A failing grade for the stress test

A failing grade for the stress test

A failing grade for the stress test

The notion that more stringent qualifying requirements will provide the stability needed to handle an inevitable rise in interest rates and slow down an unsustainable housing market is a story that is easy to tell. Low interest rates, skyrocketing real estate markets and a continuing increase in debt-to-income ratios fuel the perceived need to slow things down, reduce borrowing power and, frankly, check ourselves before we wreck ourselves. The latest solution – the B-20 stress test – has been rolling for well over a year and is failing on three fronts.

First, the policy is disproportionately impacting smaller markets by painting the entire housing market with the same brush. Yes, the GTA and GVA make up most of the real estate in Canada, but an attempt to slow down these markets with policy that governs the entire country is fundamentally flawed.

For example, Alberta continues to feel the pain of a weakened economy. Housing is stable, but prices are down and inventory is still high. With low job creation in the province, fewer potential buyers are looking to enter the market. The last thing Alberta needs is a tougher barrier for entry into homeownership. Alberta wasn’t in the middle of a hot real estate market in the first place.

The same story can be told in parts of BC, the rest of the Prairies, and many parts of Ontario, Quebec and Atlantic Canada. Macro national housing policy is easy to implement, but it misses the fact that real estate markets are extremely micro. Further, it doesn’t solve the problem.

The hot markets have remained quite strong; Vancouver has seen a bigger drop, but this is likely due to the layering of multiple policy changes, both provincially and federally. What the policy has done more than slow down hot markets is push people into alternative lending options. Private lenders and MICs have seen record growth over the past 18 months.

Another problem is that the current stress test – at the greater of 200 basis points over the contract rate or the qualifying rate (currently 5.34%) – is simply too high of a number. The test reduces potential buying power by about 18%, and it can be argued that it does not need to be this much.

We are overshooting the impact of potential rate increases. In fact, with today’s stress test, we are accounting for almost a doubling of rates. As recently as April 2019, CIBC Capital Markets deputy chief economist Benjamin Tal questioned this number and suggested a rethinking of the stress test. Much lobbying has been done by Mortgage Professionals Canada and others to have this number cut in half.
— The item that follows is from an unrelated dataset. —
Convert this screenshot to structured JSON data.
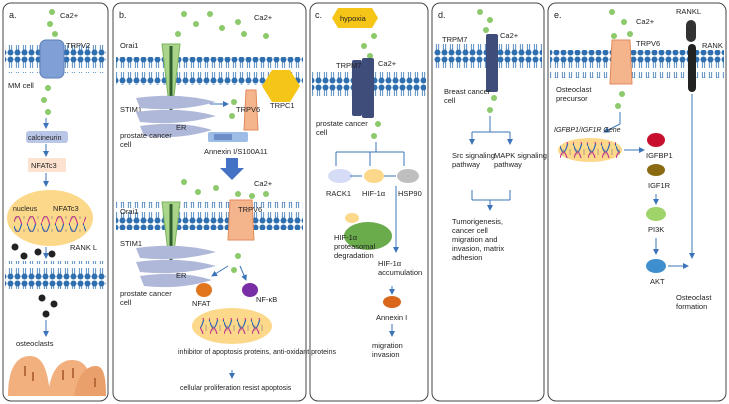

The bigger issue is that, fundamentally, the policy in its current state is not dynamic and cannot pivot quickly enough. It’s not surprising that a regulatory policy isn’t fluid, but the trouble is that rate markets are. Last year, a potential buyer would have been looking at five-year fixed rates of 3.50% and qualifying close to 2% higher via the stress test. The same buyer today would be looking at a much lower rate of about 2.70% but still qualifying at 5.34%, or 2.64% above their contract rate.

The easiest solution is to not use an arbitrary qualifying rate as a minimum and instead simply add onto the contract rate. An equalling of the playing field, whether the mortgage is insured, insurable or uninsurable, would at least have all borrowers today qualifying at 4.70% instead of 5.34%.

The higher qualifying rate is concerning because lenders that use this posted rate when calculating payout penalties and have no interest in decreasing it when rates drop. The larger discount they provide, the more runway they have to charge a larger penalty should the mortgage be broken mid-term. Over the last six months, we have seen rates drop by close to 1%, yet the qualifying rate or posted rate has remained unchanged. This opens up the potential for record-high payout penalty costs.

Perhaps we should turn the stress test on its head and put a stress test on lenders’ posted rates – namely, a posted rate cannot exceed 200 basis points above the discounted rate offered.

Joe Jacobs has been a mortgage broker since 2004 and is a partner with Mortgage Connection. He is a regular commentator for outlets such as MoneySense magazine, the Calgary Herald and BNN.